I squinted, mostly to block out the thread of sunlight that made me feel about like an ant getting fried by a mean kid with a magnifying glass. She opened her mouth again, but before she could say anything, a series of heavy thuds on the front door interrupted her. Karen didn’t seem very upset.
“Raine Dodson?” came a voice. “Hello? Mrs. Dodson? State police.”
“Oh Jesus,” I swore. “Why...?”
“Yeah that’s what we were here for. We figured they’d already talked to you, but,” Karen shook her head. “I guess they aren’t as on top of things as the local news, sad as that might be.”
“What are you talking about?” I impressed myself with my spur of the moment acting ability. “Where’s Dan?”
It made me feel like a real shitheel. I might be many things, many of them rather unlikable, but damn it, I’m not a liar. At least, I wasn’t before then. I’m not sure if I ever told Karen or Matt a fib before as long as I’d known them, which was a really, really damn long time.
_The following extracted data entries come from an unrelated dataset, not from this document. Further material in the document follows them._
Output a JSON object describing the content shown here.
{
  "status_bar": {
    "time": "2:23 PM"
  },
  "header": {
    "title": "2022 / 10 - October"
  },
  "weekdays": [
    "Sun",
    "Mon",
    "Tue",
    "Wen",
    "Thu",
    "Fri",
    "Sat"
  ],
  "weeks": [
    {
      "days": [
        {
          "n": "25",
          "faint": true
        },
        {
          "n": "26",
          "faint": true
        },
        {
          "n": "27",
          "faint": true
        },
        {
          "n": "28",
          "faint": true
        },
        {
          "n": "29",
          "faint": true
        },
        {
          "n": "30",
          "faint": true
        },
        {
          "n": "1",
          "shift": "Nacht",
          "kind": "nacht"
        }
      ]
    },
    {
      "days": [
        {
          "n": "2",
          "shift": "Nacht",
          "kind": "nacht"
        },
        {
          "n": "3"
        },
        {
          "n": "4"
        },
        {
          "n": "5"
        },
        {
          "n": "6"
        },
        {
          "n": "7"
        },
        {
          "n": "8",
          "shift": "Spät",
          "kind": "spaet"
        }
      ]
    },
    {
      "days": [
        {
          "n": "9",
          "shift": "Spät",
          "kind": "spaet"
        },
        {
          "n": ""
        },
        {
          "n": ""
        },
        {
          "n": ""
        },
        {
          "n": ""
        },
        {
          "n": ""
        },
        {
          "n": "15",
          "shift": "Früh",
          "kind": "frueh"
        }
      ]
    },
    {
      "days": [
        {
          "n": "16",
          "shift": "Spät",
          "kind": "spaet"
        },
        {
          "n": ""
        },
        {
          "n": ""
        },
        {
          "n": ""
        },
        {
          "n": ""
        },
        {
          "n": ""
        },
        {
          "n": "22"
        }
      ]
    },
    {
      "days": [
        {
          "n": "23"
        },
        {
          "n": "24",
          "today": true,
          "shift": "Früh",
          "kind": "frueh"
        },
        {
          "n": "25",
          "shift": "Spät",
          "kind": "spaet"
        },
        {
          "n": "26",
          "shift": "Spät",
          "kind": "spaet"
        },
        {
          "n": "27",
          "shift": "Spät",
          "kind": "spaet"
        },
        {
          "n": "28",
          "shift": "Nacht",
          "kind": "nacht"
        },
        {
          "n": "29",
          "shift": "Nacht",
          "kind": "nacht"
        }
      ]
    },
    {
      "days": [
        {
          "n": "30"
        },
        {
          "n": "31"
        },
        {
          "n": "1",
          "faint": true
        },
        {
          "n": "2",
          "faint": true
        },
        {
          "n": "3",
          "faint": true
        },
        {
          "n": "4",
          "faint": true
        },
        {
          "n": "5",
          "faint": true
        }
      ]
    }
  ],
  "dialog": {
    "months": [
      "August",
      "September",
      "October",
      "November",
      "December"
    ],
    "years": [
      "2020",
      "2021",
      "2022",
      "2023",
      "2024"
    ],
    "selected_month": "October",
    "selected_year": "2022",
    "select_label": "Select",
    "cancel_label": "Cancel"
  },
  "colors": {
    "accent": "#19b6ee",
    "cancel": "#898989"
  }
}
“Hello? Raine Dodson? Detective Morgan, Massachusetts state police.”
I’d seen enough cop shows to know that if they were coming to arrest me, there would be more than one man at the door. This seemed like a routine house call. “I’ll get that,” Matt said. Karen helped me back into the easy chair.
The officer at the door was a tall guy, thin, but with a slight pot belly almost completely hidden by his black suit. A detective. “Mrs. Dodson?” he asked Matt. “Is she here? I’m Detective Morgan and.
..”
“She’s in there,” Matt said. “She’s pretty shaken up, but I think it’s from last night. Everything okay? Oh,” he said, as an afterthought, “can I see your badge?”
“Oh sorry,” Detective Morgan said, before producing his identification. “I forget about that. Kind of new to the post. I’m used to being in uniform.”
I saw Matt nod, and then invite the trooper in. “Right this way.”
He was silhouetted against the sun from outside, but I was immediately startled by exactly how tall he was. This guy was at least six and a half feet tall. His head couldn’t have had more than four inches of clearance underneath the frame surrounding the open passage between the living room and the entry way.
“Mrs. Dodson?” he said, approaching me and unbuttoning his jacket.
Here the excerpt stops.